As-needed use of acetaminophen for fever or pain does not exacerbate mild persistent asthma in young children, according to a report published online August 18 in the New England Journal of Medicine.

In a prospective, randomized, double-blind clinical trial performed at 18 U.S. medical centers, neither acetaminophen nor ibuprofen raised the rate of exacerbations or impaired asthma control among 300 children aged 1-5 years. This result refutes those of observational and post hoc data that linked acetaminophen to increased asthma exacerbations, daily symptoms, and need for bronchodilators in children and adults. Those findings “have led to much controversy and even alarm,” with some physicians recommending that acetaminophen be completely avoided in children with asthma until more safety data became available, said William J. Sheehan, MD , of the division of allergy and immunology, Boston Children’s Hospital and Harvard Medical School, Boston, and his associates.

The investigators performed this 2-year study to obtain such safety data. The children (median age, 40 months) were randomly assigned to receive either liquid acetaminophen (150 patients) or matching liquid ibuprofen (150 patients) as needed for pain, fever, or discomfort and were followed for 46 weeks. All the participants received standard asthma-control therapies including inhaled glucocorticoids, oral leukotriene-receptor antagonists, and as-needed inhaled glucocorticoids.

The primary outcome – the mean number of asthma exacerbations – was 0.81 in the acetaminophen group and 0.87 in the ibuprofen group, a nonsignificant difference.
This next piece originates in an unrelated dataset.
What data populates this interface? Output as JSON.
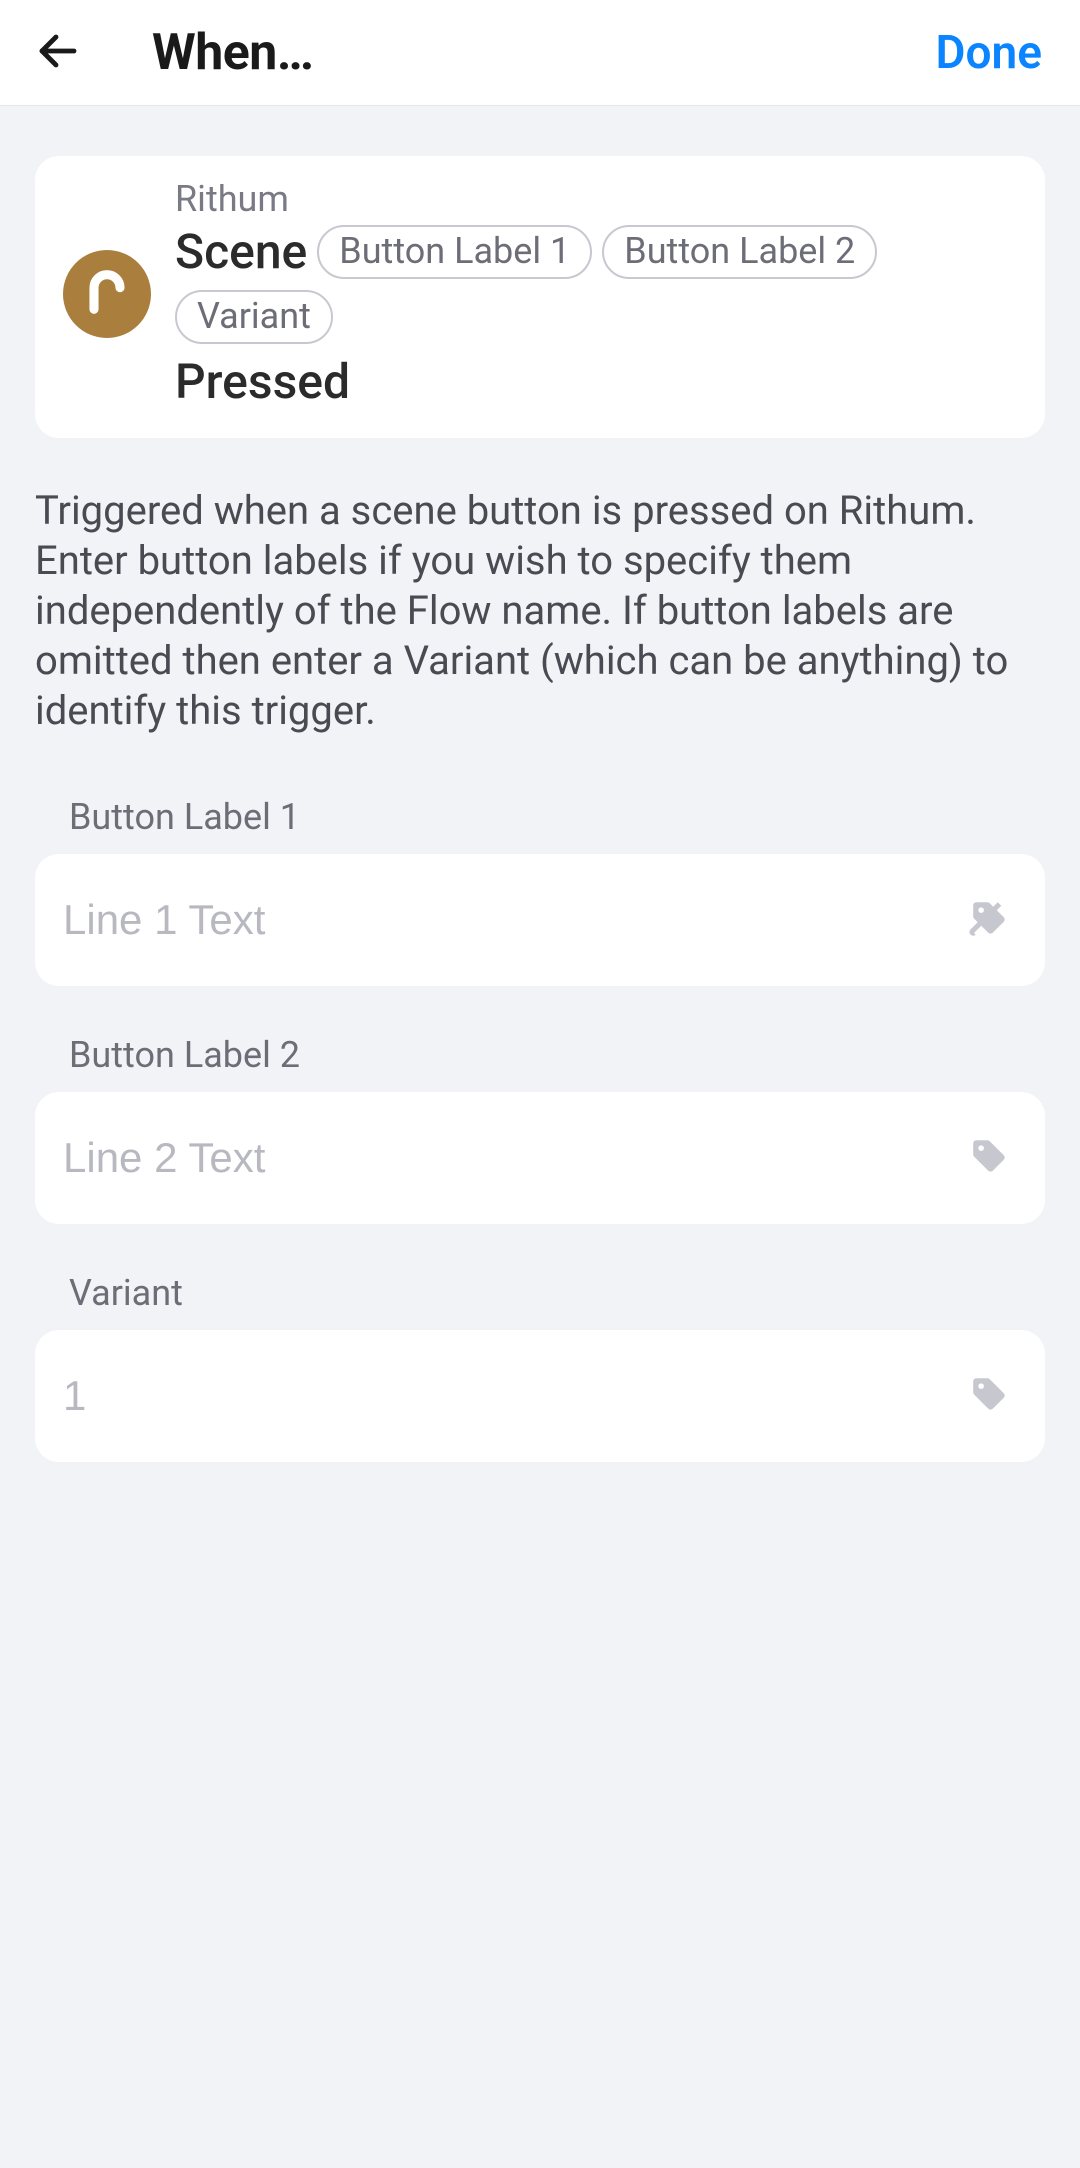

The rate of exacerbations also did not differ between acetaminophen and ibuprofen in the subgroup of 226 children who completed the entire trial or in the subgroup of 200 who received a study medication for pain or fever at least once during follow-up, Dr. Sheehan and his associates said (N Engl J Med. 2016 Aug 18. doi: 10.1056/NEJMoa1515990 ).

There also were no significant differences between the two study groups in time to first asthma exacerbation, percentage of days of good asthma control (85.8% vs. 86.8% of days), use of rescue albuterol (2.8 vs. 3.0 inhalations per week), or unscheduled health care visits for asthma (0.75 vs. 0.76 visits). No between-group differences occurred regarding adverse events or serious adverse events.

Some experts have suggested that the observational studies reporting a link between acetaminophen and asthma exacerbations may have been flawed by “confounding by indication,” because children with asthma have more symptomatic respiratory infections than do those without asthma and use more acetaminophen for fever and malaise. “We [also] observed that greater use of antipyretic, analgesic medications was associated with more apparent respiratory illnesses and that the reported respiratory illnesses were associated with asthma exacerbations.

“However, we found no evidence that acetaminophen, when used during periods of respiratory illness, was associated with a higher risk of asthma exacerbations or other asthma-related complications than was ibuprofen,” Dr. Sheehan and his associates wrote.

This study was funded by the National Institutes of Health and the National Heart, Lung, and Blood Institute. Dr. Sheehan reported having no relevant financial disclosures; his associates reported numerous ties to industry sources.